Julia ergriff meine Hand. »Ich werde unsere Freundschaft nicht aufgeben, damit sich Oliver vielleicht besser fühlt. Glaubst du denn wirklich, es würde an diesem Punkt etwas ändern?«

Ich zog meine Hand weg. »Aber er denkt doch …«

»Geht es hier darum, was Oliver denkt oder was die Leute denken?«

Ich starrte sie an. »Wovon redest du?«

Julias Hände umschlossen die Armlehne neben ihr. »Fast jeder um uns herum scheint zu glauben, wir sind ein Paar. Es geht hier gar nicht darum, was Oliver denkt, richtig?« Julias Stimme wurde lauter. »Du willst bloß nicht für eine Lesbe gehalten werden.«

Diesmal war es keine Frage, sondern eine Feststellung. Hatte sie recht?

»Warum, Scarlett?«

Meine Augenbrauen zogen sich zusammen. »Warum was?«

»Warum ist dir die Meinung der anderen so wichtig?«

Ich zuckte mit den Schultern. »Sie ist es. Was gibt es da mehr zu sagen? Nicht alles im Leben hat einen Grund, weißt du?«

Julia nickte. »Stimmt.«

Wir betrachteten einander für einen langen Moment.

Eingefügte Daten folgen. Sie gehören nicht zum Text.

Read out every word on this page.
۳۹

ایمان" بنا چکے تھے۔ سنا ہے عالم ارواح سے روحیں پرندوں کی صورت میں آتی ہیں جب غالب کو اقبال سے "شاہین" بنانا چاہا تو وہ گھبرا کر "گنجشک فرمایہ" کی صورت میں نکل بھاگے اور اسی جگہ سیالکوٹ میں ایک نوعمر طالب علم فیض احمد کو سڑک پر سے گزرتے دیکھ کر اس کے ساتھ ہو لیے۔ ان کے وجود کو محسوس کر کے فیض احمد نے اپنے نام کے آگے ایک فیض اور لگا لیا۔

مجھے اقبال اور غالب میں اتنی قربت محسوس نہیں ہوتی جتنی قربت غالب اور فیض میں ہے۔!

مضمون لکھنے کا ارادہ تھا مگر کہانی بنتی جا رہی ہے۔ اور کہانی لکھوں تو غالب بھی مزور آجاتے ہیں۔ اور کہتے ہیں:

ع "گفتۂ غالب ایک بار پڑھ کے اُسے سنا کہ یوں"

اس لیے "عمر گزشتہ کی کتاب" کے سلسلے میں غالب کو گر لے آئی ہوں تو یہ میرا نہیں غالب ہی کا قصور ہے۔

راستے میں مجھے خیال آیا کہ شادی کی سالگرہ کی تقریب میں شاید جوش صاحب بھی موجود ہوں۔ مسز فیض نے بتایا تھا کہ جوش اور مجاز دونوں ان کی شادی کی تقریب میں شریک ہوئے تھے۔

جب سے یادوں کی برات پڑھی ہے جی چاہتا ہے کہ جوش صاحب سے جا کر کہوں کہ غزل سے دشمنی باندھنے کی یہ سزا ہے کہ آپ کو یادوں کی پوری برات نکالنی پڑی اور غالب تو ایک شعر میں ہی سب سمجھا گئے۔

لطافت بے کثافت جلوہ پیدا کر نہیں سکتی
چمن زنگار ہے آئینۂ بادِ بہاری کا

Dann fragte Julia: »Wer bist du, Scarlett?«

Ich blinzelte einige Male. »Hä?«

Ein Lächeln huschte über Julias Gesicht. »Ich sage nicht, dass ich keine Fehler habe, aber im Großen und Ganzen bin ich zufrieden mit dem Menschen, der ich bin, und wie ich mein Leben lebe. Zweifellos gibt es Menschen, die das anders sehen. Aber die kommen und gehen.« Julia zeigte mit dem Daumen auf sich selbst. »Ich dagegen bin immer bei mir selbst und werde auch nie weggehen. Sollte es da nicht wichtiger sein, was ich über mich denke?«

Sie sah die Dinge zu simpel und unkompliziert. Das Leben funktionierte so aber nicht.

»Sind wir ein Paar?«, fragte Julia.

Ich riss die Augen auf. »Nein!«

»Wo ist also das Problem?«

»Na, d… d…«

Julia legte den Kopf zur Seite. »Ich frage noch mal: Warum ist dir die Meinung der anderen so wichtig?«

»Weil …« Eine furchtbare Traurigkeit überkam mich und ich begann zu weinen.

Julia schlang die Arme um meine Schultern.

Ich hielt mich an ihr fest. Was passierte hier gerade? Was zur Hölle war mit mir los?

»Schhh … es ist gut. Alles wird gut«, flüsterte Julia in mein Ohr.

»Ich will doch gar nicht, dass wir keine Freundinnen mehr sind«, jammerte ich und war dankbar, als Julia sich etwas von mir löste und mir ein Taschentuch reichte. Ich schnäuzte mir die Nase, stopfte das Tempo in meine Hosentasche und umarmte Julia erneut.

»Lass uns einfach sehen, wie sich alles entwickelt«, sagte Julia. »Womöglich sieht in ein paar Wochen alles schon ganz anders aus.«

Ich schmiegte mich an Julia an und entspannte. Wenn ich etwas im Leben gelernt hatte, dann, dass Probleme nie wegliefen, sich aber manchmal von alleine lösten. Vielleicht, nur vielleicht würde das ja dieses Mal auch passieren.